Each proof produces explicit evidence so your team can verify completion without assumptions.

  • Signed ownership notes with last-confirmed timestamps
  • Pre-launch enquiry submit log showing Michael was notified and the route behaved correctly
  • Go-live readiness gate list with owners, blockers, and deadlines
  • Post-launch recheck reminders for renewal and route changes

Post-launch continuation

After launch, the same proof baseline is used for changes and renewals to prevent avoidable relaunch regressions.

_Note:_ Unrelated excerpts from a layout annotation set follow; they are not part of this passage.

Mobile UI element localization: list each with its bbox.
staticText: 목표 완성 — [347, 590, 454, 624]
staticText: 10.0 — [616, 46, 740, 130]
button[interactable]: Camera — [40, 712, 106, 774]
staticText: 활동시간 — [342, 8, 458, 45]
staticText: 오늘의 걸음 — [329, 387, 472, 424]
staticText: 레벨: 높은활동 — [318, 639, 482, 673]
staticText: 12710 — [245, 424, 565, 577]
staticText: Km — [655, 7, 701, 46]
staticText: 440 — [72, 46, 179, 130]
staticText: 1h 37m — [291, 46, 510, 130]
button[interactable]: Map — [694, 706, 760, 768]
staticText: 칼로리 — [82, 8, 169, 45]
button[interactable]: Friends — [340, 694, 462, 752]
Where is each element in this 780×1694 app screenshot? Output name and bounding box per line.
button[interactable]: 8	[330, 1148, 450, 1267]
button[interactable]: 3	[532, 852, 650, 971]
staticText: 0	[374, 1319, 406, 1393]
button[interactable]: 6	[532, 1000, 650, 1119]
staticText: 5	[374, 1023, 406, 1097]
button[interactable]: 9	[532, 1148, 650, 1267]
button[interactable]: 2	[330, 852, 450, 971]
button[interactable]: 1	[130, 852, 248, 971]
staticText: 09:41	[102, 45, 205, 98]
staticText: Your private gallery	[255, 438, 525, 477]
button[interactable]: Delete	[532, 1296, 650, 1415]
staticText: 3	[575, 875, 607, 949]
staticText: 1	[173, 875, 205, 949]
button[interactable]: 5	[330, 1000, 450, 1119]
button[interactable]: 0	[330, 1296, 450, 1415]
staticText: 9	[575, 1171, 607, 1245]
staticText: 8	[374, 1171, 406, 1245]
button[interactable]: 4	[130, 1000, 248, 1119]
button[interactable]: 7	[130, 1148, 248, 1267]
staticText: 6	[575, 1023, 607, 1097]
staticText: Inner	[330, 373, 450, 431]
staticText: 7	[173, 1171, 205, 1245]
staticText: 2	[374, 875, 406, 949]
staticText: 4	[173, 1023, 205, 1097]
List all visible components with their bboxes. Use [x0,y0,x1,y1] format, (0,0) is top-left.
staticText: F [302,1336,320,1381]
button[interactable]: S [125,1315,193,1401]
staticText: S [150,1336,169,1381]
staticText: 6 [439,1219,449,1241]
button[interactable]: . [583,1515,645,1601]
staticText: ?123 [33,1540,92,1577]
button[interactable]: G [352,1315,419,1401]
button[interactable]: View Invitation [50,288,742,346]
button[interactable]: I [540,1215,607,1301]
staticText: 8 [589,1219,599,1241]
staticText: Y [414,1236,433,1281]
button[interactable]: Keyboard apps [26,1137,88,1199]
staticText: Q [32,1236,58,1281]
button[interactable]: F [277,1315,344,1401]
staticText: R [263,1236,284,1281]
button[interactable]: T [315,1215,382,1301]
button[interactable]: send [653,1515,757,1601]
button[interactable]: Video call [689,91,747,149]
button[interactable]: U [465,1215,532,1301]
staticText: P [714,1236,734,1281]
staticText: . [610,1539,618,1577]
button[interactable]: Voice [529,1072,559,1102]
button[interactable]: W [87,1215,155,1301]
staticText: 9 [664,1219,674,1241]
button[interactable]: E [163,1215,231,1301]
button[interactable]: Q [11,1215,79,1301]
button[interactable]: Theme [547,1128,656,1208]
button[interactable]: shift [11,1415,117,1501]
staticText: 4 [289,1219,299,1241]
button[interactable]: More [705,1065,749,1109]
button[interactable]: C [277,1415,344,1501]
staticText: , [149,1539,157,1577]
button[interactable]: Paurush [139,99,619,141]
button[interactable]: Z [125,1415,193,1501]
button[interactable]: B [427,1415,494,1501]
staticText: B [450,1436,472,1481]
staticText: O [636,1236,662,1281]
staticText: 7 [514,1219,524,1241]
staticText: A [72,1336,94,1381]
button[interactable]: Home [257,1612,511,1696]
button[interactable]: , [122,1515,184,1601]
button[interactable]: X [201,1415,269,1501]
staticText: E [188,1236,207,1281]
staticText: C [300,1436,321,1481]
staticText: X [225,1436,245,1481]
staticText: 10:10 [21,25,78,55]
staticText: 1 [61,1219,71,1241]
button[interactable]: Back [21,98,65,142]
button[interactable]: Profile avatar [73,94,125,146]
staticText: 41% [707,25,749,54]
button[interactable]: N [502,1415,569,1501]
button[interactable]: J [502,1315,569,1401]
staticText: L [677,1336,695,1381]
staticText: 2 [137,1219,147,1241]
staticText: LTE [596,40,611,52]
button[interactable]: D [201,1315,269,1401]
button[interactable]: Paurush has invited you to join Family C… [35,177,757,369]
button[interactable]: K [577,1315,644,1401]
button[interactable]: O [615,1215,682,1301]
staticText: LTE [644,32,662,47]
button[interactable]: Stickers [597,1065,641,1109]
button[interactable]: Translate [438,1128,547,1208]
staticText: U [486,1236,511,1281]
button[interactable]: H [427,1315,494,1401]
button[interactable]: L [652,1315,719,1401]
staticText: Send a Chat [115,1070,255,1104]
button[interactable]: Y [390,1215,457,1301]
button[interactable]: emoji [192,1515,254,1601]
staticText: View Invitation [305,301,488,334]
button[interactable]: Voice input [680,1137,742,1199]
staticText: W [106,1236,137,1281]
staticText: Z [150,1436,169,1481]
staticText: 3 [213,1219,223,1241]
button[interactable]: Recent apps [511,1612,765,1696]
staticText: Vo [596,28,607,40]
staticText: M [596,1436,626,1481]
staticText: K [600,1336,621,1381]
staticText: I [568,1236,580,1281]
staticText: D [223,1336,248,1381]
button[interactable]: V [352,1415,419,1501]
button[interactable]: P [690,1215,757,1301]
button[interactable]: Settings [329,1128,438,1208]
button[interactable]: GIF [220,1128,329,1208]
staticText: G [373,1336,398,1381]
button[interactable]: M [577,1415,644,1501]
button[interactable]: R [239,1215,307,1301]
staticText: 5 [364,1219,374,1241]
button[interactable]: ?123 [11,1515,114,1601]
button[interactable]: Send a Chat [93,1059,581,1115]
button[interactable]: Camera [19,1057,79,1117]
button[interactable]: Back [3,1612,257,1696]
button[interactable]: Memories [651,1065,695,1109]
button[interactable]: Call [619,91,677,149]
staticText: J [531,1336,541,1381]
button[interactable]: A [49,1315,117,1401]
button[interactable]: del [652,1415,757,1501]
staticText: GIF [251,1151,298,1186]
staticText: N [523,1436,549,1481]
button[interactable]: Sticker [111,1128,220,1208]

  • Monthly reminder schedule before renewals, expiry windows, and record edits
  • Change log review whenever DNS, mail providers, or enquiry routes are edited
  • Re-check of critical controls after provider changes or emergency access updates

Work proof 3

Automation support where it reduces repeated admin

Starting point

Use cases are defined first: question families, ownership of answers, and fallback routes for unknown cases.

Output delivered

FAQ boundary definitions, process maps, escalation rules, and a simple acceptance check before release.

Why it helps

Teams get speed on repetitive tasks while retaining control over critical exceptions.

Readiness checks

Escalation path remains explicit, with clear wording on what is inside and outside the automated flow.